I’m on the train home after, Trials of Faith, the Coventry University show. Tonight was its night. I’m fairly tired but mostly just emotionally drained. I worked with 34 people devising a show and in the 10 days spent together we barely exchanged a non-show related word. Although I couldn’t do late nights in the rehearsal room I was strongly committed to the show and did a good deal of homework on it. Then it gets its single performance, so it gets cut down before it has a chance to grow, much less mature. Due to various circumstances no one I know well sees it, so there is no calibrated feedback. For lecturers these shows are so inextricably linked with the student’s education and assessment they are rarely discussed with me a works of art. Suddenly it’s over and instead of enjoying a few social moments with the cast I’m hustling to complete my role. The ensemble I have come to cherish as a team has to be divided by marks. It all suddenly seems heartless and cold. It’s a lonely journey home on a Friday night through the revelry.

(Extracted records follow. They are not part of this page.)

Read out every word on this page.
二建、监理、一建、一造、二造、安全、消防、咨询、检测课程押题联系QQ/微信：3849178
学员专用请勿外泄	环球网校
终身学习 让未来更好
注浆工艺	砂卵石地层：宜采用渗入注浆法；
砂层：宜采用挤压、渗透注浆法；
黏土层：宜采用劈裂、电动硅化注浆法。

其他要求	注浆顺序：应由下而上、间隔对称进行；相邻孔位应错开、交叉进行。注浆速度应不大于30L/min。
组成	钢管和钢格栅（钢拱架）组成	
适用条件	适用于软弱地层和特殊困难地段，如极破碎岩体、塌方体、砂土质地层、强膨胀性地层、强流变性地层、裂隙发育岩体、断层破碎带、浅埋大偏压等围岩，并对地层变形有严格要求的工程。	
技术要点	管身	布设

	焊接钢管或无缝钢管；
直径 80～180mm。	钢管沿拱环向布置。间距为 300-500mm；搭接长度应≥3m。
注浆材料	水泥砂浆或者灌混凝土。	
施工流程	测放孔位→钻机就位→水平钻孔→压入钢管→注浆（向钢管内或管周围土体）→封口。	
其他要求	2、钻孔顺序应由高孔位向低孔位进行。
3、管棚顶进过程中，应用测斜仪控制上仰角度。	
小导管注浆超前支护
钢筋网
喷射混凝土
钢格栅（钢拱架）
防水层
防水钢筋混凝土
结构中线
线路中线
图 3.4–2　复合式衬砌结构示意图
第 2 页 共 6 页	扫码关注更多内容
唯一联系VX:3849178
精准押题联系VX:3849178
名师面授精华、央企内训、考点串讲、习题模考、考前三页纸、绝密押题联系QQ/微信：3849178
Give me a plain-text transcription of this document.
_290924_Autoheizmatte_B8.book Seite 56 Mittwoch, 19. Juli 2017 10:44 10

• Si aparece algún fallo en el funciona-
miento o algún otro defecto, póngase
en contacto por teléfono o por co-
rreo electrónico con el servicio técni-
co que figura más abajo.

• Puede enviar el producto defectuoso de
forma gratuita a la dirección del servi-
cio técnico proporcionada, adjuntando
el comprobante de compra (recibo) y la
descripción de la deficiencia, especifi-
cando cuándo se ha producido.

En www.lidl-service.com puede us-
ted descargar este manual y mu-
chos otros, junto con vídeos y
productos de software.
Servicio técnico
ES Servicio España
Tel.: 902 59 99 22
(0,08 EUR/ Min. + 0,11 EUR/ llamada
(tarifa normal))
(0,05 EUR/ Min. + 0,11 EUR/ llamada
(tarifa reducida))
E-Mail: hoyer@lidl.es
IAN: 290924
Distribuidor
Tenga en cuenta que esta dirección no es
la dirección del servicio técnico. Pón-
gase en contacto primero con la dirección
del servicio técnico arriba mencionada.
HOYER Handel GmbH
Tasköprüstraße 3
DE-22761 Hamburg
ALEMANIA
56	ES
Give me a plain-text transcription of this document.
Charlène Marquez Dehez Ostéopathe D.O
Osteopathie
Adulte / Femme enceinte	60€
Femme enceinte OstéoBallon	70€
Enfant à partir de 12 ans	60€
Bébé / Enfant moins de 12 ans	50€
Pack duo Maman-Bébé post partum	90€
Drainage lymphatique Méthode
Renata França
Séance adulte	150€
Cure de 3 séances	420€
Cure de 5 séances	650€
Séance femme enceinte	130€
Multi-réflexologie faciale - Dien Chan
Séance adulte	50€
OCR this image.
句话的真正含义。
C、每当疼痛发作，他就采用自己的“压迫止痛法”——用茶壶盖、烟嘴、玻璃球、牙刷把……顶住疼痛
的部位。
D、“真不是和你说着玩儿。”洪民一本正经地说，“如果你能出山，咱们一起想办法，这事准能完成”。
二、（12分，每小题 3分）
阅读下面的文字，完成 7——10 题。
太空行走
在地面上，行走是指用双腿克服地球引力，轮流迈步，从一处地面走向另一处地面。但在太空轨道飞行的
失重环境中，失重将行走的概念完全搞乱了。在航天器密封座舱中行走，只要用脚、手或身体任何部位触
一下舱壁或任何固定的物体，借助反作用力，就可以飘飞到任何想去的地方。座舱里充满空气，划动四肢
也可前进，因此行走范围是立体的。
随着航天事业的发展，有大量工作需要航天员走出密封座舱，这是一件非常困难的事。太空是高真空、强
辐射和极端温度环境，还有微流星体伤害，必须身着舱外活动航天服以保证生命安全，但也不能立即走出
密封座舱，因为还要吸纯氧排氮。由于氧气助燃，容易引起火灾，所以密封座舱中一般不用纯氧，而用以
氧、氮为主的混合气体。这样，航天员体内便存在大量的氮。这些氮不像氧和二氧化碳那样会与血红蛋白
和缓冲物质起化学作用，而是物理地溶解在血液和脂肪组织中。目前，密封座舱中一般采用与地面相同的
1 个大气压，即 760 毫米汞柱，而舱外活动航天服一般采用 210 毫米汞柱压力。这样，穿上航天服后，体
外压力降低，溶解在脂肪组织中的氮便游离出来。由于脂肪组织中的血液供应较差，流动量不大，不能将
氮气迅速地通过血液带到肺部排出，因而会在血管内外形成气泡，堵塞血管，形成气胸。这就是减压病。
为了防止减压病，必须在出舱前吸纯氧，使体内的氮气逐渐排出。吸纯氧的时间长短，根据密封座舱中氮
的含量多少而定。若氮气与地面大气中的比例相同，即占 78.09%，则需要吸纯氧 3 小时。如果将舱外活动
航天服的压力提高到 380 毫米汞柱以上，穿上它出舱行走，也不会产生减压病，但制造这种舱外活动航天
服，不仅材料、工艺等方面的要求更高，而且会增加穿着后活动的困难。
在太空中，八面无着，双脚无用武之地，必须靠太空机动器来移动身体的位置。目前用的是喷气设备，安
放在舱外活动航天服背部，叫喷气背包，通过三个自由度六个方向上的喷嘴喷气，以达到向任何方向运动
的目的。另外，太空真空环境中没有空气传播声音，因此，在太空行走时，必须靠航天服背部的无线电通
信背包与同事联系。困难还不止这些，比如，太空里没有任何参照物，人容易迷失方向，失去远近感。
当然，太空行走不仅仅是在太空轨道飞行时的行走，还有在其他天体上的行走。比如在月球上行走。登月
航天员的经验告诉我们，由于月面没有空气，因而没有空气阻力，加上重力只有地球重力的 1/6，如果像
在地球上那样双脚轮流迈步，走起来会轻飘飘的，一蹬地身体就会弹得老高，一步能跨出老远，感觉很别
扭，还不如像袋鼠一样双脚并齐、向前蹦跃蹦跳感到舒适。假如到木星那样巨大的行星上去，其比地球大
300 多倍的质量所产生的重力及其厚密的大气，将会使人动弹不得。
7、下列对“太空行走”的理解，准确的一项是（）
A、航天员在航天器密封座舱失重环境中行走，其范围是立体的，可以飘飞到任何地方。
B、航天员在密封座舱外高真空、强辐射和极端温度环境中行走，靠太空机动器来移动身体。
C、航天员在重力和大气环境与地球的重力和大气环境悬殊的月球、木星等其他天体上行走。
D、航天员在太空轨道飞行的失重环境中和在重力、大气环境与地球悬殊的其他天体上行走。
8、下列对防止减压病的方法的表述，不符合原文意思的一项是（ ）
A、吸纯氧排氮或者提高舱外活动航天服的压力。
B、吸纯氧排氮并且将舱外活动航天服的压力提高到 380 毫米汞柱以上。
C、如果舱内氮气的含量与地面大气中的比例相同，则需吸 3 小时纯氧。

Marking creative work – particularly large group devised work – is always a headache. How do you compare a strong performer against a great ideas merchant? How do you value strong positive energy against coasting talent? Is a great stage moment worth more than solid backstage grafting? How is a technically sound but uninspiring actor measured against a flawed performer who is somehow compelling on stage? This is before you get into trying to recall whose idea was whose, who was cast by who.
Fortunately there are mark schemes to help you objectively and to crosscheck against gut-instincts. Ultimately these marking sessions always seem to resolve themselves moderately satisfactorily. There is a consistent inner-logic which means every decision could be defended if it had to be – though fortunately I’m usually long gone when the marks go out!
Looking back on my own experience participating in such a project as an undergraduate the marking all now makes sense. I understand now why we were put through the agony of peer assessment. I also now understand that there was no one extra thing that I could have done to convert a 69 into a 70 and a First. I now know doesn’t work like that.
There was originally talk of Acts of Faith being presented to the public in Coventry in the summer term. It would be great if that were to happen. It would be great to return to and polish the material. It would be great to work with that great bunch of people again.